Montessori education encourages children to develop their critical thinking skills by providing them with the environment, materials, and guidance they need to achieve their developmental potential. Each material is specifically designed to isolate one concept or skill, and has an inbuilt control of error, which allows the child to ‘discover’ the outcome of the material independent of an adult. The self-correcting aspects of the Montessori materials encourage children to organize their thinking, problem solve in a clear way, and absorb the outcome of the material under the careful guidance of their teachers (guides).

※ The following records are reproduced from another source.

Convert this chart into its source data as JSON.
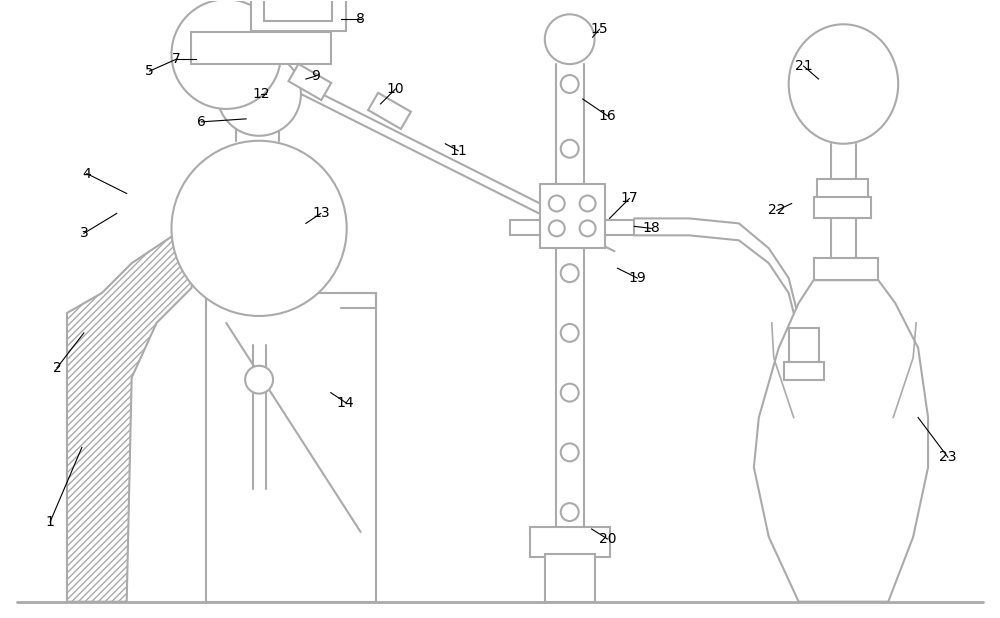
{
  "bg_color": "#ffffff",
  "line_color": "#aaaaaa",
  "line_width": 1.5,
  "fig_width": 10.0,
  "fig_height": 6.18
}
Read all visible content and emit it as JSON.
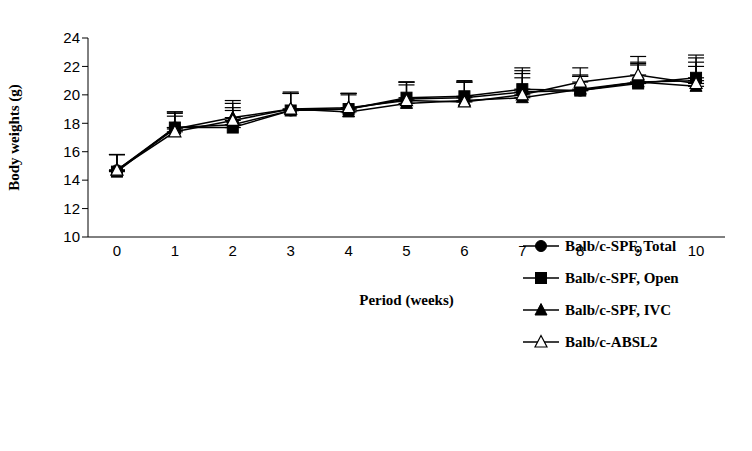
{
  "chart_data": {
    "type": "line",
    "x_label": "Period (weeks)",
    "y_label": "Body weights (g)",
    "x": [
      0,
      1,
      2,
      3,
      4,
      5,
      6,
      7,
      8,
      9,
      10
    ],
    "xlim": [
      -0.5,
      10.5
    ],
    "xticks": [
      0,
      1,
      2,
      3,
      4,
      5,
      6,
      7,
      8,
      9,
      10
    ],
    "ylim": [
      10,
      24
    ],
    "yticks": [
      10,
      12,
      14,
      16,
      18,
      20,
      22,
      24
    ],
    "grid": false,
    "legend": "lower right",
    "series": [
      {
        "name": "Balb/c-SPF, Total",
        "color": "#000000",
        "marker": "circle",
        "values": [
          14.7,
          17.7,
          17.9,
          18.9,
          19.0,
          19.7,
          19.8,
          20.2,
          20.3,
          20.9,
          21.0
        ],
        "errors": [
          1.1,
          1.1,
          1.2,
          1.2,
          1.1,
          1.2,
          1.1,
          1.5,
          1.0,
          1.3,
          1.6
        ]
      },
      {
        "name": "Balb/c-SPF, Open",
        "color": "#000000",
        "marker": "square",
        "values": [
          14.6,
          17.7,
          17.7,
          18.9,
          19.0,
          19.8,
          19.9,
          20.4,
          20.3,
          20.8,
          21.2
        ],
        "errors": [
          1.2,
          1.1,
          1.2,
          1.2,
          1.1,
          1.1,
          1.1,
          1.5,
          1.0,
          1.3,
          1.6
        ]
      },
      {
        "name": "Balb/c-SPF, IVC",
        "color": "#000000",
        "marker": "triangle",
        "values": [
          14.7,
          17.6,
          18.4,
          19.0,
          18.8,
          19.4,
          19.6,
          19.8,
          20.4,
          20.9,
          20.6
        ],
        "errors": [
          1.1,
          1.1,
          1.2,
          1.2,
          1.2,
          1.3,
          1.3,
          1.4,
          1.0,
          1.4,
          1.4
        ]
      },
      {
        "name": "Balb/c-ABSL2",
        "color": "#000000",
        "marker": "triangle-open",
        "values": [
          14.7,
          17.4,
          18.2,
          19.0,
          19.1,
          19.6,
          19.5,
          20.0,
          20.9,
          21.4,
          20.8
        ],
        "errors": [
          1.1,
          1.1,
          1.2,
          1.1,
          1.0,
          1.3,
          1.4,
          1.5,
          1.0,
          1.3,
          1.5
        ]
      }
    ]
  }
}
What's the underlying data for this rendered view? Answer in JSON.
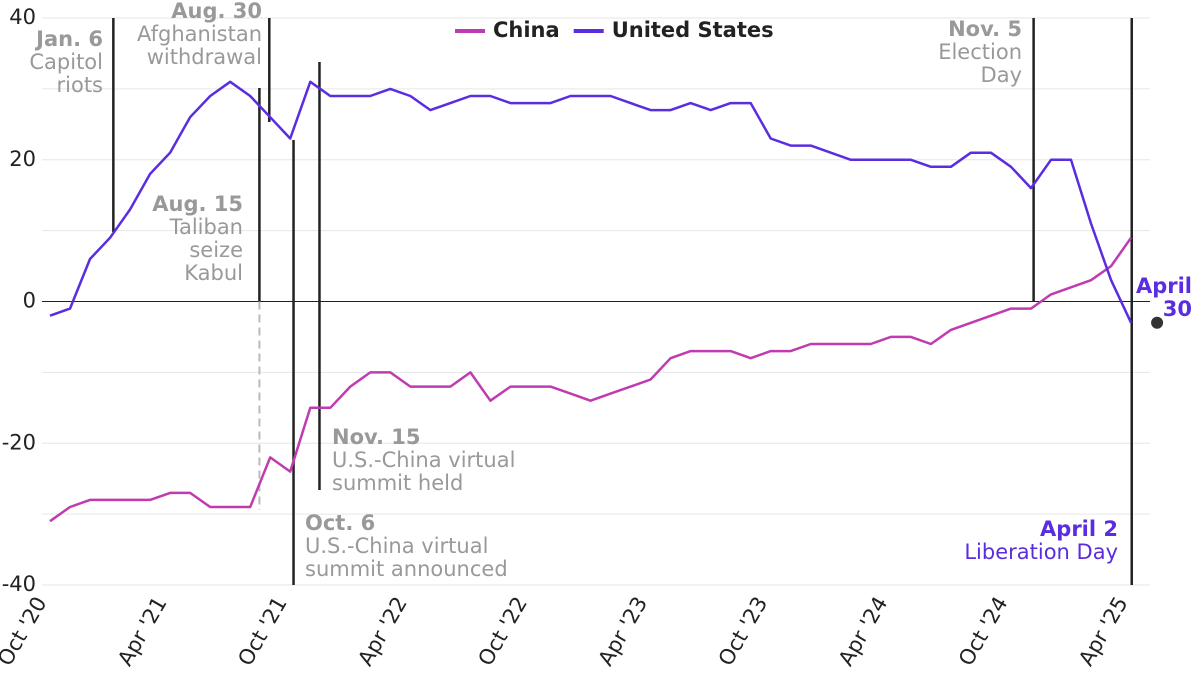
{
  "chart_data": {
    "type": "line",
    "x": [
      "2020-10",
      "2020-11",
      "2020-12",
      "2021-01",
      "2021-02",
      "2021-03",
      "2021-04",
      "2021-05",
      "2021-06",
      "2021-07",
      "2021-08",
      "2021-09",
      "2021-10",
      "2021-11",
      "2021-12",
      "2022-01",
      "2022-02",
      "2022-03",
      "2022-04",
      "2022-05",
      "2022-06",
      "2022-07",
      "2022-08",
      "2022-09",
      "2022-10",
      "2022-11",
      "2022-12",
      "2023-01",
      "2023-02",
      "2023-03",
      "2023-04",
      "2023-05",
      "2023-06",
      "2023-07",
      "2023-08",
      "2023-09",
      "2023-10",
      "2023-11",
      "2023-12",
      "2024-01",
      "2024-02",
      "2024-03",
      "2024-04",
      "2024-05",
      "2024-06",
      "2024-07",
      "2024-08",
      "2024-09",
      "2024-10",
      "2024-11",
      "2024-12",
      "2025-01",
      "2025-02",
      "2025-03",
      "2025-04"
    ],
    "series": [
      {
        "name": "China",
        "color": "#c03bb0",
        "values": [
          -31,
          -29,
          -28,
          -28,
          -28,
          -28,
          -27,
          -27,
          -29,
          -29,
          -29,
          -22,
          -24,
          -15,
          -15,
          -12,
          -10,
          -10,
          -12,
          -12,
          -12,
          -10,
          -14,
          -12,
          -12,
          -12,
          -13,
          -14,
          -13,
          -12,
          -11,
          -8,
          -7,
          -7,
          -7,
          -8,
          -7,
          -7,
          -6,
          -6,
          -6,
          -6,
          -5,
          -5,
          -6,
          -4,
          -3,
          -2,
          -1,
          -1,
          1,
          2,
          3,
          5,
          9
        ]
      },
      {
        "name": "United States",
        "color": "#5a2de0",
        "values": [
          -2,
          -1,
          6,
          9,
          13,
          18,
          21,
          26,
          29,
          31,
          29,
          26,
          23,
          31,
          29,
          29,
          29,
          30,
          29,
          27,
          28,
          29,
          29,
          28,
          28,
          28,
          29,
          29,
          29,
          28,
          27,
          27,
          28,
          27,
          28,
          28,
          23,
          22,
          22,
          21,
          20,
          20,
          20,
          20,
          19,
          19,
          21,
          21,
          19,
          16,
          20,
          20,
          11,
          3,
          -3
        ]
      }
    ],
    "ylim": [
      -40,
      40
    ],
    "yticks": [
      -40,
      -20,
      0,
      20,
      40
    ],
    "minor_yticks": [
      -30,
      -10,
      10,
      30
    ],
    "xticks": [
      {
        "value": "2020-10",
        "label": "Oct '20"
      },
      {
        "value": "2021-04",
        "label": "Apr '21"
      },
      {
        "value": "2021-10",
        "label": "Oct '21"
      },
      {
        "value": "2022-04",
        "label": "Apr '22"
      },
      {
        "value": "2022-10",
        "label": "Oct '22"
      },
      {
        "value": "2023-04",
        "label": "Apr '23"
      },
      {
        "value": "2023-10",
        "label": "Oct '23"
      },
      {
        "value": "2024-04",
        "label": "Apr '24"
      },
      {
        "value": "2024-10",
        "label": "Oct '24"
      },
      {
        "value": "2025-04",
        "label": "Apr '25"
      }
    ],
    "grid": true,
    "legend": "top",
    "annotations": [
      {
        "x": "2021-01-06",
        "date": "Jan. 6",
        "lines": [
          "Capitol",
          "riots"
        ]
      },
      {
        "x": "2021-08-30",
        "date": "Aug. 30",
        "lines": [
          "Afghanistan",
          "withdrawal"
        ]
      },
      {
        "x": "2021-08-15",
        "date": "Aug. 15",
        "lines": [
          "Taliban",
          "seize",
          "Kabul"
        ]
      },
      {
        "x": "2021-10-06",
        "date": "Oct. 6",
        "lines": [
          "U.S.-China virtual",
          "summit announced"
        ]
      },
      {
        "x": "2021-11-15",
        "date": "Nov. 15",
        "lines": [
          "U.S.-China virtual",
          "summit held"
        ]
      },
      {
        "x": "2024-11-05",
        "date": "Nov. 5",
        "lines": [
          "Election",
          "Day"
        ]
      },
      {
        "x": "2025-04-02",
        "date": "April 2",
        "lines": [
          "Liberation Day"
        ]
      },
      {
        "x": "2025-04-30",
        "date": "April",
        "lines": [
          "30"
        ]
      }
    ]
  }
}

The structure of the Montessori program encourages children to develop the skills of collaboration through hands-on learning experiences and cooperative play. Multi-age classrooms ensure that children moving through the group are exposed to both older and younger peers, encouraging imitative learning, peer tutoring, and all round collaboration. This structure to the Montessori environment also leads to the development of a harmonious classroom community, which leads to the optimal learning environment for children.
Montessori education recognizes that creativity is not a skill that is learned, so much as it evolves from a long process of cognitive development. This process begins when the child is born, and develops spontaneously as the child’s intelligence becomes established over time. Creativity is crucial in Montessori education as it is viewed as part of how children come to understand their world, and construct themselves through self-expression.
So how does Montessori education prepare children for the skills needed in the 21st century? Our classroom environments foster self-disciple, responsibility, creativity, and individuality through freedom of choice and a focus on independence. The guiding role of our teachers encourage students to follow their passions, learn from their mistakes, and self-motivate
Montessori is and will continue to be the best way to prepare children for the challenges of the future because it is based on how children learn.